- Japan’s electric vehicle (EV) manufacturers may be about to take a leaf from the IT and telecom technology playbook by adopting standard ‘chiplets’ – specialised chips designed to perform the management functions for a full range of cars
- Advocates of the approach claim it could enable Japan’s big three auto vendors to take on the rising power of the Chinese manufacturers, such as BYD
Japan’s major vehicle manufacturers are planning a consortium to lead the country’s connected car industry on a standards push designed to leapfrog the dominant position currently held by China.
Japan’s big three – Toyota, Nissan and Honda – plan to lead discussions to create a standardised design for next-generation automotive chips that it hopes to have ready by March 2029. The goal is to build a sort of ‘Intel inside’ advantage for Japanese (and other) car manufacturers that sign up for the technology adoption.

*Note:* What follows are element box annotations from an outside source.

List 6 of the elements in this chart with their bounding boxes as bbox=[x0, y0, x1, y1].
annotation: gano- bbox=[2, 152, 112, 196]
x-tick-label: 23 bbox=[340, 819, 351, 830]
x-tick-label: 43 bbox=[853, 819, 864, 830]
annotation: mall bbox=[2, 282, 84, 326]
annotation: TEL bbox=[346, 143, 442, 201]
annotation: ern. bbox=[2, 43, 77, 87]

The chips used in modern cars, along with the associated design and intellectual property that must go with them, make up far and away the bulk of vehicle manufacturing costs. So a standard approach and set of underpinnings offer both huge upfront design cost reductions and a lower cost per vehicle assembled. The approach will also help speed up the introduction of new models and model variants to market while full vehicle programmability means continuous over-the-air software updates are possible, greatly reducing the need for vehicle ‘recalls’ to fix problems. This alone should reduce the number and severity of the physical recalls currently bedeviling ‘legacy’ car builders.
To get the fundamentals right, the initiative, led by the Advanced SoC Research for Automotive (ASRA), is setting much store by the development of a set of standard ‘chiplets’ – small, specialised chips – which are envisaged to form the basis of the consortium’s tech turnaround.
It maintains that a foundational chiplet design could meet the needs of as many car manufacturers as possible, saving carmakers both time and money as there is no need to develop a custom chip for each of their models and they could instead create several types of chips, including a “base chip” that could be scaled according to the capabilities required by a specific lineup. For instance, a small, modestly priced car for an emerging market might need only one base chip, whereas a fully autonomous electric vehicle (EV) would require a series of base chips along with an AI chip.
The Japanese car manufacturer arguably most in need of a reset of this nature is Nissan Motor, which this month announced a significant downgrade to its full-year earnings forecast. It said it expected to post a net loss of 700bn yen to 750bn yen ($4.91bn to $5.26bn) for fiscal 2024, its biggest loss ever, due to “changes in the competitive environment and deterioration in sales performance”.
Some sort of collaboration between the big three has been on the table for some time, but has so far stalled. However, China’s electric vehicle acceleration – for example, BYD emerging as the leading EV vendor by revenues, toppling Tesla from pole position – and Trump’s tariff disruption will likely spur action. Where once the big three appeared reluctant to surrender their corporate autonomy in the interests of collective advantage, Japan’s vehicle manufacturers are now actively exploring collaborative options as competitive threats grow stronger – see Huawei shifts up a gear with China’s EV sector.
One big difference between the Chinese and Japanese car industries, note observers, is that Japanese carmakers tend to support a wide range of vehicle offerings – Toyota, in particular, has adopted what it calls a “multi-pathway approach” involving full electric, hybrid and and even hydrogen technologies to power them. The obvious downside with this approach is that it multiplies the number of technologies a vehicle assembler is obliged to support and develop. The Chinese manufacturers, by contrast, have tended to concentrate on pure EVs, thus largely sidestepping that problem for the time being.
An alternative view is that Chinese carmakers have pulled ahead partly because of a sharply different design philosophy compared to the Japanese. Chinese and other leading EV manufacturers, it’s said, prefer to select software first and then ensure the appropriate hardware is in place; while Japan’s auto giants tend to prioritise a vehicle’s hardware and then determine the software and semiconductors that will control it, leaving decisions on software and chips until a later phase of the development process, at which point it’s harder to select the best and most efficient components.
For Japan, an innovative chiplet approach to its digital building blocks might make a lot of sense, enabling it to maintain a diversity of output while still enjoying the scale advantages of using a common set of chips and software.